Trechos de “Autobiografia do algodão”

I

“Não tenho como saber se foi uma mera omissão pessoal de meu avô ou uma decisão estratégica de sobrevivência em um território que, como o nortenho, costuma contar sua história como a história do desaparecimento das nações indígenas. Devastar é um verbo. Exterminar também. Mas a verdade é que o Estado mexicano, por meio de seus múltiplos órgãos locais, deixou de fazer essa pergunta e de anotar essas respostas. Sistematicamente. Metodicamente. Cruelmente. Em algum momento do início do século XX, e mesmo depois da Revolução, todos os indígenas deslocados que vinham para o norte, bem perto em busca de trabalho, passaram a ser classificados como peões, operários, lavradores. E tudo isso é verdade, A falta, o que meu pai, minha mãe e minha irmã precisavam, o que meu filho e eu precisávamos, era daquela origem que, obviamente, se torna invisível com o tempo”. - Sobre como os mexicanos de origem mexicana perderam suas designações de origem e passaram a ser reconhecidos por sua função laboral.



II

“O rapto e a fuga dos amantes no final do século XIX frequentemente colocavam a autoridade da família (sobretudo do pai) contra a autoridade do Estado e suas novas leis familiares. Não era incomum que jovens ansiosos para se casar apesar das maquinações paternas concordassem em

"tomar” a noiva com seu pleno consentimento. Tratava-se, em alguns casos, de confirmar sua independência e de antepor os casamentos por amor aos cálculos dos casamentos arranjados. Talvez uma lógica semelhante tenha guiado as ações de José María e Petra. Talvez não. A verdade é que, desde a celebração do casamento, foi José María quem se juntou à família de Petra, e não o contrário, como era a regra não escrita que muitas vezes deixava a mulher em uma situação de extrema dependência da autoridade do marido”. - Sobre o complexo conceito de ‘casamento por rapto’.



III

Embora o estado de ruína varie de povoado para povoado, é verdade que, mesmo que alguns dos edifícios permanecessem intactos, esses locais expulsos da história já carecem de energia e visão, de trabalho e empenho que os fizeram palpitar em algum momento. Nesse sentido, Estación Camarón é uma cidade-fantasma como Selma, no estado do Alabama.

Embora na cidade do sul algumas das mansões do algodão ainda estejam de pé e pelas ruas transitem os carros de hoje, basta andar pelo espaço em um dia de muito sol para que fique claro que tudo ali é uma armadura sustentada apenas com os pivôs da discriminação e da precariedade.

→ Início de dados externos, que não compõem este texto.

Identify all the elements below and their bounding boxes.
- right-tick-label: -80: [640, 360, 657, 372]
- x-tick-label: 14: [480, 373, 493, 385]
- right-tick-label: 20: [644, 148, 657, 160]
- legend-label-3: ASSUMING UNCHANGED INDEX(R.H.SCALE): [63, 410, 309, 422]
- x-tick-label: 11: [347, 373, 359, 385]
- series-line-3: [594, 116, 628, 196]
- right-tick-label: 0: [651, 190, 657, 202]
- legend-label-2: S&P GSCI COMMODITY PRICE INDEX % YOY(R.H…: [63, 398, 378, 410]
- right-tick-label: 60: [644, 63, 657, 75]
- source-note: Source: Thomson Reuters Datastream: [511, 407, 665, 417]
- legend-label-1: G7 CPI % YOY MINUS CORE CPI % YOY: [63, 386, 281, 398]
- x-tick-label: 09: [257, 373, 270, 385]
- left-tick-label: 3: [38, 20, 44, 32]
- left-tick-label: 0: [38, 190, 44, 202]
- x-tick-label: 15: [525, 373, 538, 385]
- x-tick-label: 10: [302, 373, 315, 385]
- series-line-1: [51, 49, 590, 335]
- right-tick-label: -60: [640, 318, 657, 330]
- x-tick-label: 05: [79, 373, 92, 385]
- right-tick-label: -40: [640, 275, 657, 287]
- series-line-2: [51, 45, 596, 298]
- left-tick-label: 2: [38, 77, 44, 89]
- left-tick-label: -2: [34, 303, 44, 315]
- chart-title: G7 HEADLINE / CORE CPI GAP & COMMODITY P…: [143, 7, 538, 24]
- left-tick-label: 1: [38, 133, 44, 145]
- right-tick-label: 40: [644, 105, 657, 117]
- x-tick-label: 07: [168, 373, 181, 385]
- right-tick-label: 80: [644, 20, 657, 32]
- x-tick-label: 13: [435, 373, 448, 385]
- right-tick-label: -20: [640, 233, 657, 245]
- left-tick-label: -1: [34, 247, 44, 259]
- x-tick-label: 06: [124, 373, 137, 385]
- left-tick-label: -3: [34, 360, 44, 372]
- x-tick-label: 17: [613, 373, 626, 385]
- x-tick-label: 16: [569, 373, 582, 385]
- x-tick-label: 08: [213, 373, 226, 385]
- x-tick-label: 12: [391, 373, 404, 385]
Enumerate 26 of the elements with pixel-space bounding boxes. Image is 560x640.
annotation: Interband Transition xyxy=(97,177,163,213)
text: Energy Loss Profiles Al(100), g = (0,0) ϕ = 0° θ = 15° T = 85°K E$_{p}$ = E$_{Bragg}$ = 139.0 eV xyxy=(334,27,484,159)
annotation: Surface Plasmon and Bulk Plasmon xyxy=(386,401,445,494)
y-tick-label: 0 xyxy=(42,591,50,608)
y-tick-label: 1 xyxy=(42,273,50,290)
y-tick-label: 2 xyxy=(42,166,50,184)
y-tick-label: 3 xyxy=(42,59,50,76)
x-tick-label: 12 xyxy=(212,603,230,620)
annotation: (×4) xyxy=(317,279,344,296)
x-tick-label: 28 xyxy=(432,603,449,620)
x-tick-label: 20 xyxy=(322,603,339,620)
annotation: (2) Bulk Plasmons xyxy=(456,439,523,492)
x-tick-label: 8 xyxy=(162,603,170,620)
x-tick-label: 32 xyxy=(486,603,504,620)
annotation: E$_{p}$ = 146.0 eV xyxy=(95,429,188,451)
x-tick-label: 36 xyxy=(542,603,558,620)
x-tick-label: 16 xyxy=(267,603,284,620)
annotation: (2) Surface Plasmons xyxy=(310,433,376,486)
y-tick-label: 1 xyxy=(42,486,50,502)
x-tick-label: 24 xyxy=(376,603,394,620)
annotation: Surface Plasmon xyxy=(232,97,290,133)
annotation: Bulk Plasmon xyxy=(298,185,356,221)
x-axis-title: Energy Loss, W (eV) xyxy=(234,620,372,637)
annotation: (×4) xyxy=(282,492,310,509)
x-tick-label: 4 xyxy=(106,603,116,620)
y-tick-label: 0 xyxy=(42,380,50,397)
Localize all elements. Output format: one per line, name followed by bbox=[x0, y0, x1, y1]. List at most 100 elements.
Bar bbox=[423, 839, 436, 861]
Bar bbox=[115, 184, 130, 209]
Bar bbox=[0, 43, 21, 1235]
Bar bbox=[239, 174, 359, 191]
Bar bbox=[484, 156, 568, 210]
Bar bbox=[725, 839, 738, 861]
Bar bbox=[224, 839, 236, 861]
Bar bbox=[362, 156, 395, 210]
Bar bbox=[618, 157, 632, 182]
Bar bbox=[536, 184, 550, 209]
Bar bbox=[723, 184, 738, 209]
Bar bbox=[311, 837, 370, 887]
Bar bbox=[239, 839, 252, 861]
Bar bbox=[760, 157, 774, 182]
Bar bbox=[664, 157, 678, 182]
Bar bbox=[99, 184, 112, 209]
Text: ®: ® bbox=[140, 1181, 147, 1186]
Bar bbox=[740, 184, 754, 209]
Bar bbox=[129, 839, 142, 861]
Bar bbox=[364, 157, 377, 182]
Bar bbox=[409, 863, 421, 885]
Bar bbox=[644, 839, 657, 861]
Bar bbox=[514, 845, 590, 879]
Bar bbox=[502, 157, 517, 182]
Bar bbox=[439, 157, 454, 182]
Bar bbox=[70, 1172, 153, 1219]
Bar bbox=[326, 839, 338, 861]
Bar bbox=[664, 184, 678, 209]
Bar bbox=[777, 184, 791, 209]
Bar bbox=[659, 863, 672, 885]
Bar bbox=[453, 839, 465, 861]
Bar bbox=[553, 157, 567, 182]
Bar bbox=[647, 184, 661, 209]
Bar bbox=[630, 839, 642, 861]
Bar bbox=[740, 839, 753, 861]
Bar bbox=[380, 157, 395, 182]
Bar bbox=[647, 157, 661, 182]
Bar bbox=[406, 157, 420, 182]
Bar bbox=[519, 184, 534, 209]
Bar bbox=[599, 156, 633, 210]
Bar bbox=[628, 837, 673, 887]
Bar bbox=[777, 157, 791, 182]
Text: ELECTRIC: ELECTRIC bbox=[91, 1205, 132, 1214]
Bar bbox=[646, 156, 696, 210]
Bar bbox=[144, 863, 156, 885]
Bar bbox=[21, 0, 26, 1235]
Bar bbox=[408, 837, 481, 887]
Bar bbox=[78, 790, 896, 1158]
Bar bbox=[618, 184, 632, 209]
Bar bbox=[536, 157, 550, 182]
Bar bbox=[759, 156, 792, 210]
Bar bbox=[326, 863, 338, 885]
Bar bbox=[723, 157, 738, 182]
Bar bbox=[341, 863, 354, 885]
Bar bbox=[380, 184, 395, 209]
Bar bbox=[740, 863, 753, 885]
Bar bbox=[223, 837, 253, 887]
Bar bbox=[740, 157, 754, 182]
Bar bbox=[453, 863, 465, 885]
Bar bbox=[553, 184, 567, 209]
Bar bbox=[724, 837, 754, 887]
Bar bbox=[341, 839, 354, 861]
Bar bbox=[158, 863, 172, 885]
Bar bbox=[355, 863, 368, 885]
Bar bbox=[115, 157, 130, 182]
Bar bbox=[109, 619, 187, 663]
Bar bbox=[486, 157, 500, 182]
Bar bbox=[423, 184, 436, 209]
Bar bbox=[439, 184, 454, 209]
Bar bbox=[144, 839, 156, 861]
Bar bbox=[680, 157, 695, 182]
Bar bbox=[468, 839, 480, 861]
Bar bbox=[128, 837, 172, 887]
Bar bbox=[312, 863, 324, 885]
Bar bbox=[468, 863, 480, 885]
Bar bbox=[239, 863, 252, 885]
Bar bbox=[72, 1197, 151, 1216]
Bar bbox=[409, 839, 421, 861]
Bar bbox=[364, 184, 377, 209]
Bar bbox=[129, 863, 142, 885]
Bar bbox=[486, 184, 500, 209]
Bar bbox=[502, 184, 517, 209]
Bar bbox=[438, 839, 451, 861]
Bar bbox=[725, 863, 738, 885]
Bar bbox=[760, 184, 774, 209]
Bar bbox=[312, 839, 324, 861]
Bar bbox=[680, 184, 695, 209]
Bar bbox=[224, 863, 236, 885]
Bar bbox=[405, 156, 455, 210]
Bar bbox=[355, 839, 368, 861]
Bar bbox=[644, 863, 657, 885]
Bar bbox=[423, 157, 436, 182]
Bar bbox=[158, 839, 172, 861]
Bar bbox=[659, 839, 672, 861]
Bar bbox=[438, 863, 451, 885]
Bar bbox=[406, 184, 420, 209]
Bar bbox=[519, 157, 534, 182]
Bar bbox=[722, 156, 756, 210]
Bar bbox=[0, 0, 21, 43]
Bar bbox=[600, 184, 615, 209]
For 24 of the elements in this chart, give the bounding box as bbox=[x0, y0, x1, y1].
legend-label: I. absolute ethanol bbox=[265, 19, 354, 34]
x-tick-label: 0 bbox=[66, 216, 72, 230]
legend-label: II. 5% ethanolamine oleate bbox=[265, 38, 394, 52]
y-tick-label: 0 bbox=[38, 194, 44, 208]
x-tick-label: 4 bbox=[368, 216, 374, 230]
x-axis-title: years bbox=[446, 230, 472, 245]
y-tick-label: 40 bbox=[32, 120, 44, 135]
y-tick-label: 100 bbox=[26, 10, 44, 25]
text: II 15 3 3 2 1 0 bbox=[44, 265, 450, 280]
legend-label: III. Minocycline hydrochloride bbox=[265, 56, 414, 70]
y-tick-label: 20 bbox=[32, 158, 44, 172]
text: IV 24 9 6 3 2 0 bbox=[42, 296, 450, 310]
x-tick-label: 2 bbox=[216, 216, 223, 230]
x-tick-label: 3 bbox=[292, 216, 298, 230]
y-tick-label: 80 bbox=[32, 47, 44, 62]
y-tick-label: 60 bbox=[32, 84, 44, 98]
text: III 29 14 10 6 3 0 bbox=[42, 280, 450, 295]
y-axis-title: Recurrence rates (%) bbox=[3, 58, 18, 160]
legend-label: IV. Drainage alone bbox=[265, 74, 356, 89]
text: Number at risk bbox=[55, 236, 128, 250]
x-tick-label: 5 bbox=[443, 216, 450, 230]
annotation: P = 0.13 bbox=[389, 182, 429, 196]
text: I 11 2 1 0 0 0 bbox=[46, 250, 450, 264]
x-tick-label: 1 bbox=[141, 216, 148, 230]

Estación Camarón e Selma compartilham mais do que apenas a rica produção algodoeira em seu passado. Ambos os lugares, embora em momentos distintos, testemunharam mobilizações sociais que puseram em xeque o sistema de produção destrutiva. Tanto a greve de 1934 quanto o movimento pelos direitos civis conseguiram se conectar com críticas mais amplas e generalizadas contra o estado das coisas. Ambos agora mostram os vestígios de seu castigo. O silêncio é seu castigo. Seu desaparecimento é o castigo. Sua expulsão da memória coletiva é seu castigo” - Sobre o desaparecimento de povoados enquanto castigo através de uma comparação feita entre uma cidade mexicana e uma americana.